Some thoughts on corporate marketing and philanthropy.  I am increasingly uncomfortable with us and our corporate/non-profit partnerships that seem to be all about marketing and appear to have little substance behind them. While I blame the companies in part, I think we may be a part of the problem as well.

I was reminded of my discomfort last weekend at the Vikings game, and with the NFL's promotion of breast cancer awareness month that will start tonight. Several times last weekend, the Vikings highlighted their work to stop childhood disease, and support soldiers. The work is good. I have no problem with that. But as they gave it prominent play, and the whole stadium stood and applauded, I felt very uncomfortable. Something seemed off, as if what we were all doing, the Vikings and us the fans, was ultimately all about us.  Is this something we really care about, or is it about simply appearing to care?  Am I wrong?
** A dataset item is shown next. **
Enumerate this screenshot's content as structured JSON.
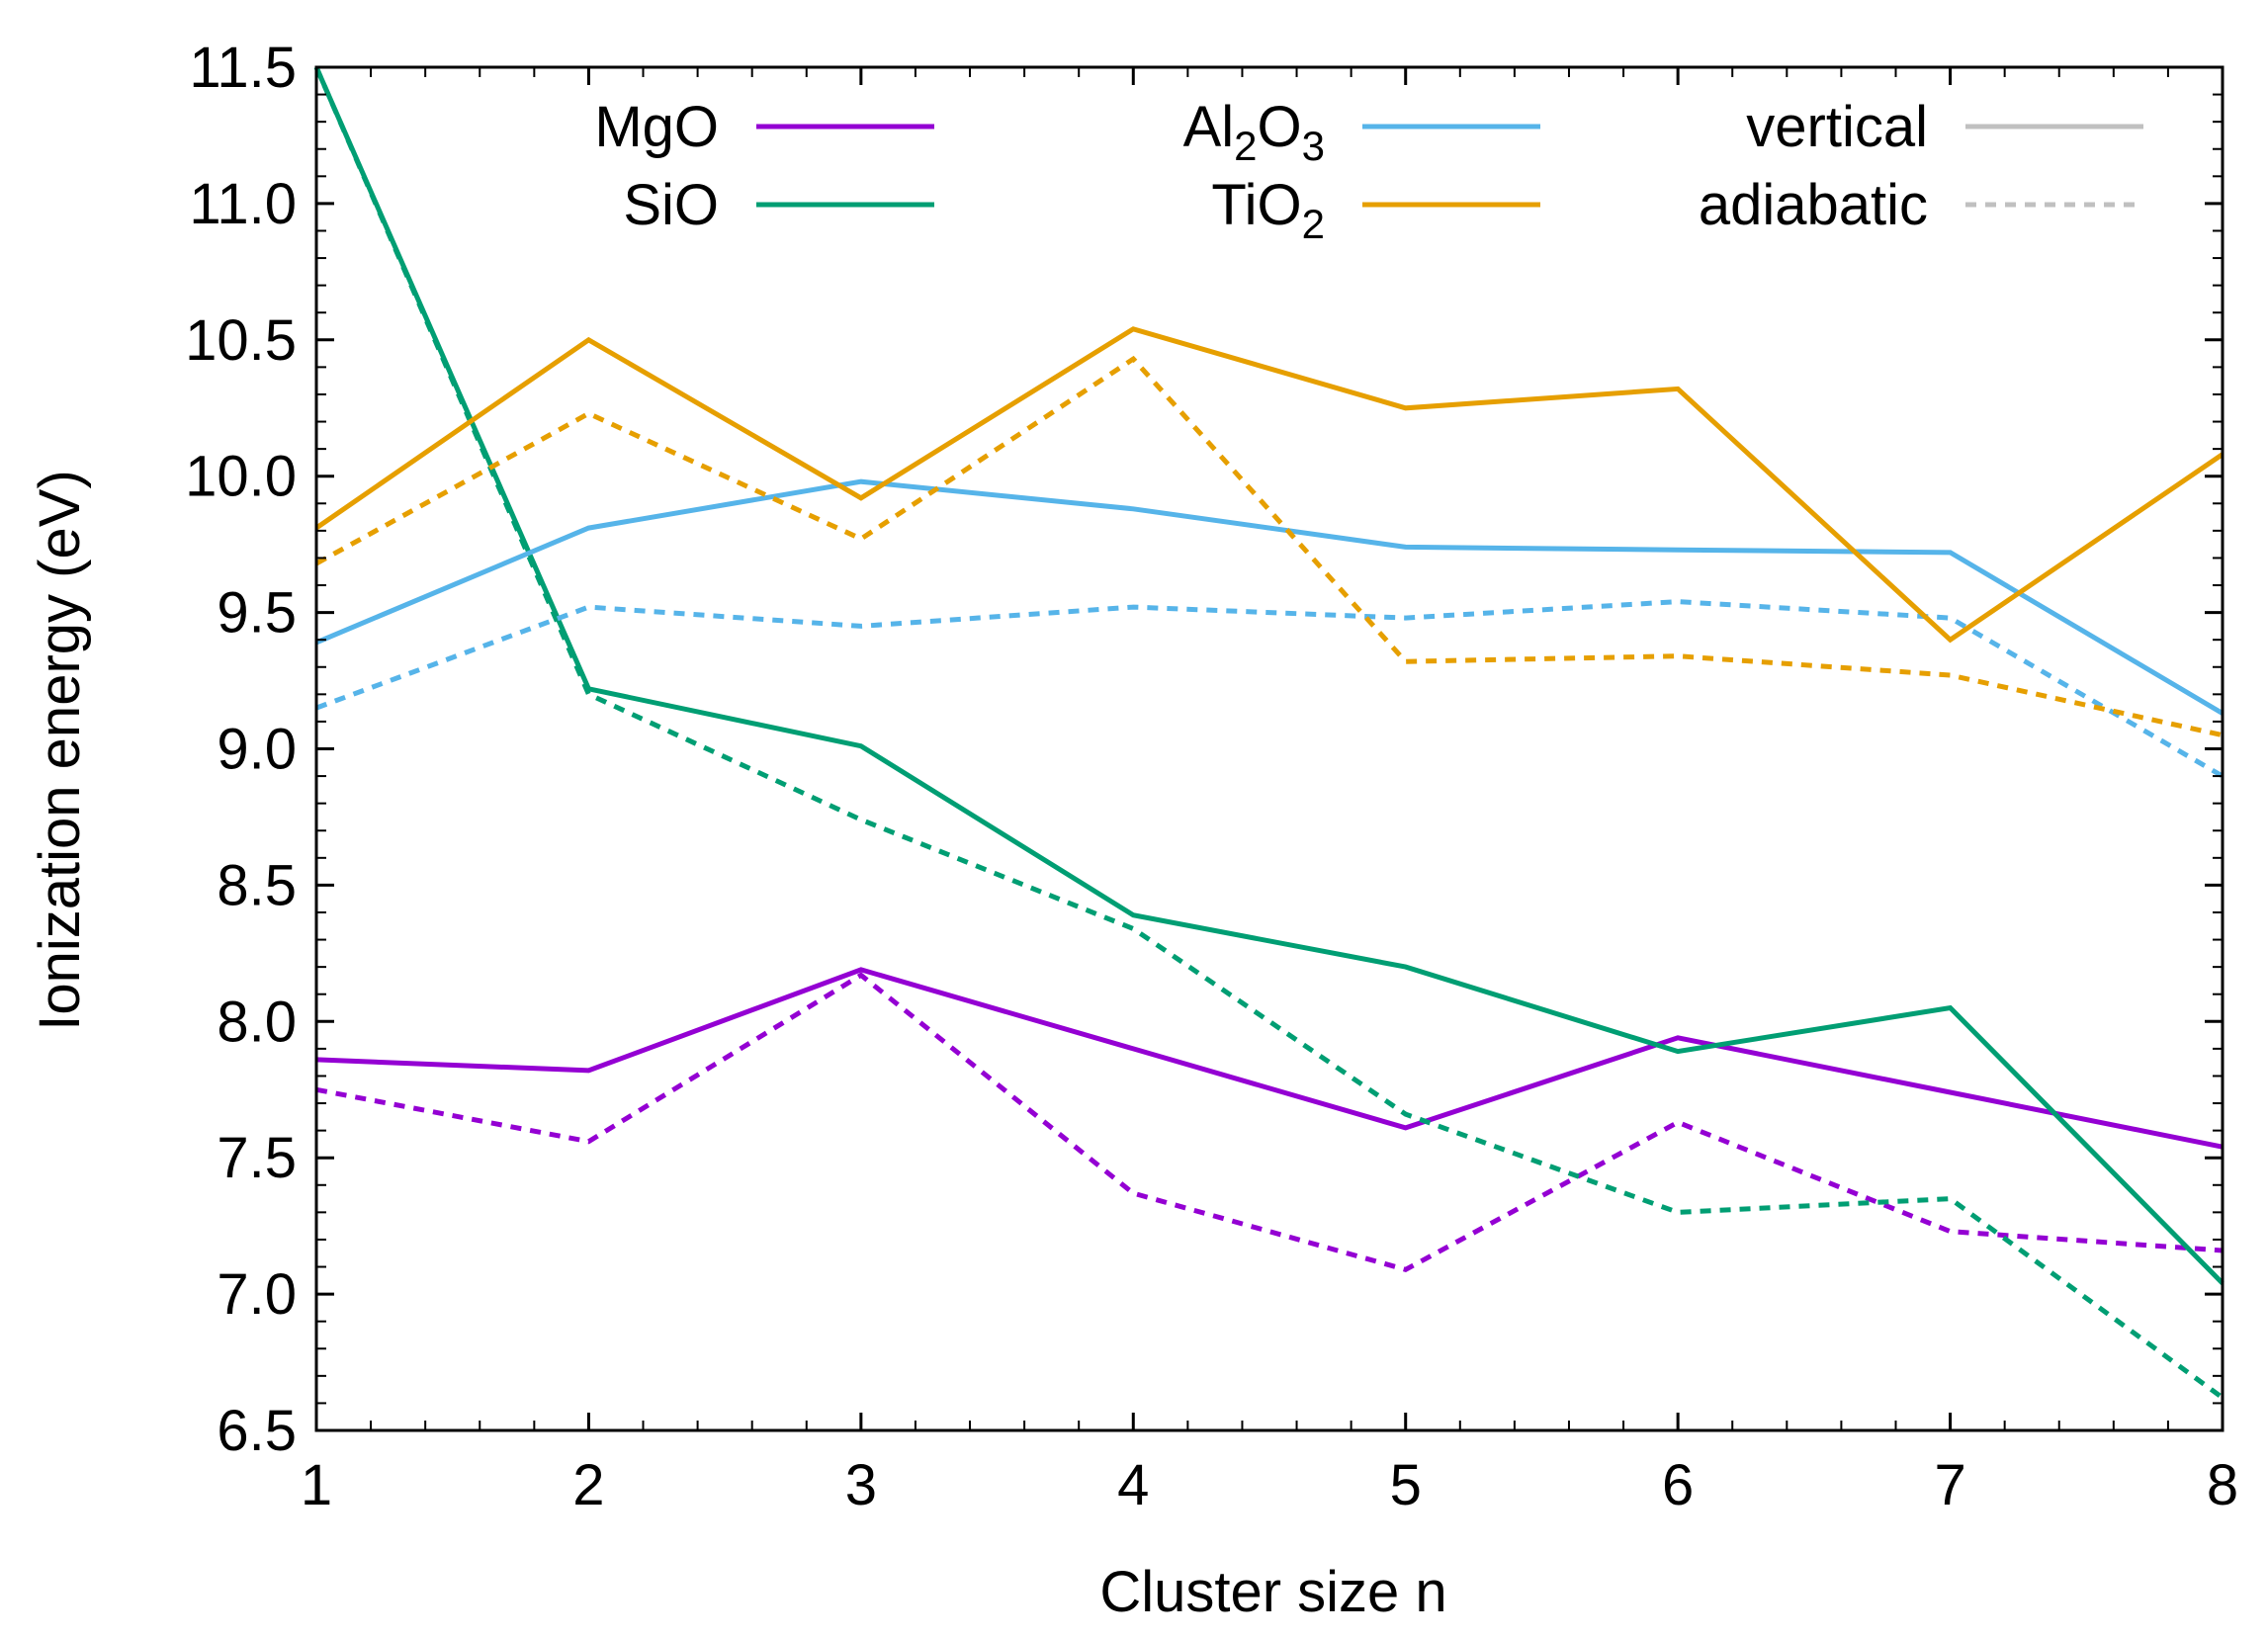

Is this a necessary part of fundraising and making people aware of worthwhile causes, or is there a hidden narcissism going on that starts with us?

To be clear, I get that in some respects it is primarily about marketing.  And for a for-profit entity that may be ok.  For me it is more a question of authenticity.  Is what you are promoting core to who you are or not?  Which matters, because I think many consumers can sniff out a lack of authenticity.  If the philanthropy is infact sincere, and I certainly hope it is, then the communicator needs to take care that that message is effectively communicated.  At the Viking game a few weeks ago, the partnerships didn't seem authentic.  I didn't get the impression that the Vikings core concern was childhood disease.  It seemed like they just wanted me to feel good about what they were doing in the community.  And it seemed like a lot of us were perfectly fine with that.  We stood and applauded, costing us nothing.

This is in contrast to, for example, an outdoor company that sells sporting goods, and also takes practical steps to nurture the environment.  If a CEO or owner clearly has a passion for the outdoors that drives both his business and his philanthropy, that I can get on board with.  If a metal fabrication shop puts their own time and effort into making things to help the handicap, say a kick-ass wheelchair for a wounded vet.  That is exciting.  They are proving their passion with their time, and asking me to get on board as well.  Ok. I like it.

But if it is just about perception.  Save it.